Enquanto isso, a cidade fica entregue à filha, Ranieri de Oliveira, secretária municipal de Finanças de Beruri (uma espécie de faz tudo na ausência da mãe). Em Manaus, o sobrinho de prenome Johny “é quem daria as cartas para a tia governar a cidade e decidir o destino da população”, reiteram opositores.
O desenho da cidade de Beruri, segundo jovens formandos, "é quase o mesmo deixado negativamente pelo ex-prefeito Zé Domingos”. Segundo eles, “até aqui, não tivemos em nenhum governo um conjunto de serviços fundamentais para garantir o desenvolvimento socioeconômico do município”.
Nesse sentido, enfatizaram fontes, a avaliação é tal que o dinheiro público “voltou a circular nas mãos dos mesmos grupos de antes", compostos de parentes, aliados, cabos eleitorais e de empresários que financiam políticos a partir da cidade de Manacapuru (mais conhecida como a Meca do Médio Solimões) e de Manaus”.

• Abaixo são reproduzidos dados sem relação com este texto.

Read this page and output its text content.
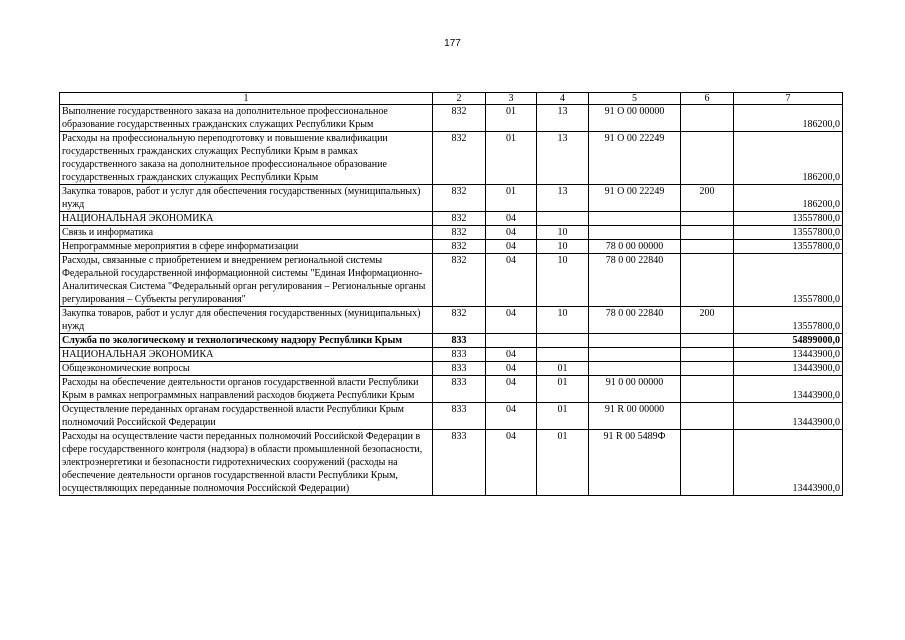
177
1	2	3	4	5	6	7
Выполнение государственного заказа на дополнительное профессиональное образование государственных гражданских служащих Республики Крым	832	01	13	91 О 00 00000		186200,0
Расходы на профессиональную переподготовку и повышение квалификации государственных гражданских служащих Республики Крым в рамках государственного заказа на дополнительное профессиональное образование государственных гражданских служащих Республики Крым	832	01	13	91 О 00 22249		186200,0
Закупка товаров, работ и услуг для обеспечения государственных (муниципальных) нужд	832	01	13	91 О 00 22249	200	186200,0
НАЦИОНАЛЬНАЯ ЭКОНОМИКА	832	04				13557800,0
Связь и информатика	832	04	10			13557800,0
Непрограммные мероприятия в сфере информатизации	832	04	10	78 0 00 00000		13557800,0
Расходы, связанные с приобретением и внедрением региональной системы Федеральной государственной информационной системы "Единая Информационно-Аналитическая Система "Федеральный орган регулирования – Региональные органы регулирования – Субъекты регулирования"	832	04	10	78 0 00 22840		13557800,0
Закупка товаров, работ и услуг для обеспечения государственных (муниципальных) нужд	832	04	10	78 0 00 22840	200	13557800,0
Служба по экологическому и технологическому надзору Республики Крым	833					54899000,0
НАЦИОНАЛЬНАЯ ЭКОНОМИКА	833	04				13443900,0
Общеэкономические вопросы	833	04	01			13443900,0
Расходы на обеспечение деятельности органов государственной власти Республики Крым в рамках непрограммных направлений расходов бюджета Республики Крым	833	04	01	91 0 00 00000		13443900,0
Осуществление переданных органам государственной власти Республики Крым полномочий Российской Федерации	833	04	01	91 R 00 00000		13443900,0
Расходы на осуществление части переданных полномочий Российской Федерации в сфере государственного контроля (надзора) в области промышленной безопасности, электроэнергетики и безопасности гидротехнических сооружений (расходы на обеспечение деятельности органов государственной власти Республики Крым, осуществляющих переданные полномочия Российской Федерации)	833	04	01	91 R 00 5489Ф		13443900,0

A cidade de Beruri, segundo dados extraoficiais, em quatro décadas só experimentou um rápido progresso à 'época, o governador Gilberto Mestrinho (nascido em Lábrea, no Purus), quando ocorreram melhorias no saneamento básico, transporte, saúde, educação, energia e telecomunicação. De lá prá cá, “tudo se deteriorou e continuamos com falta de infraestrutura na cidade”.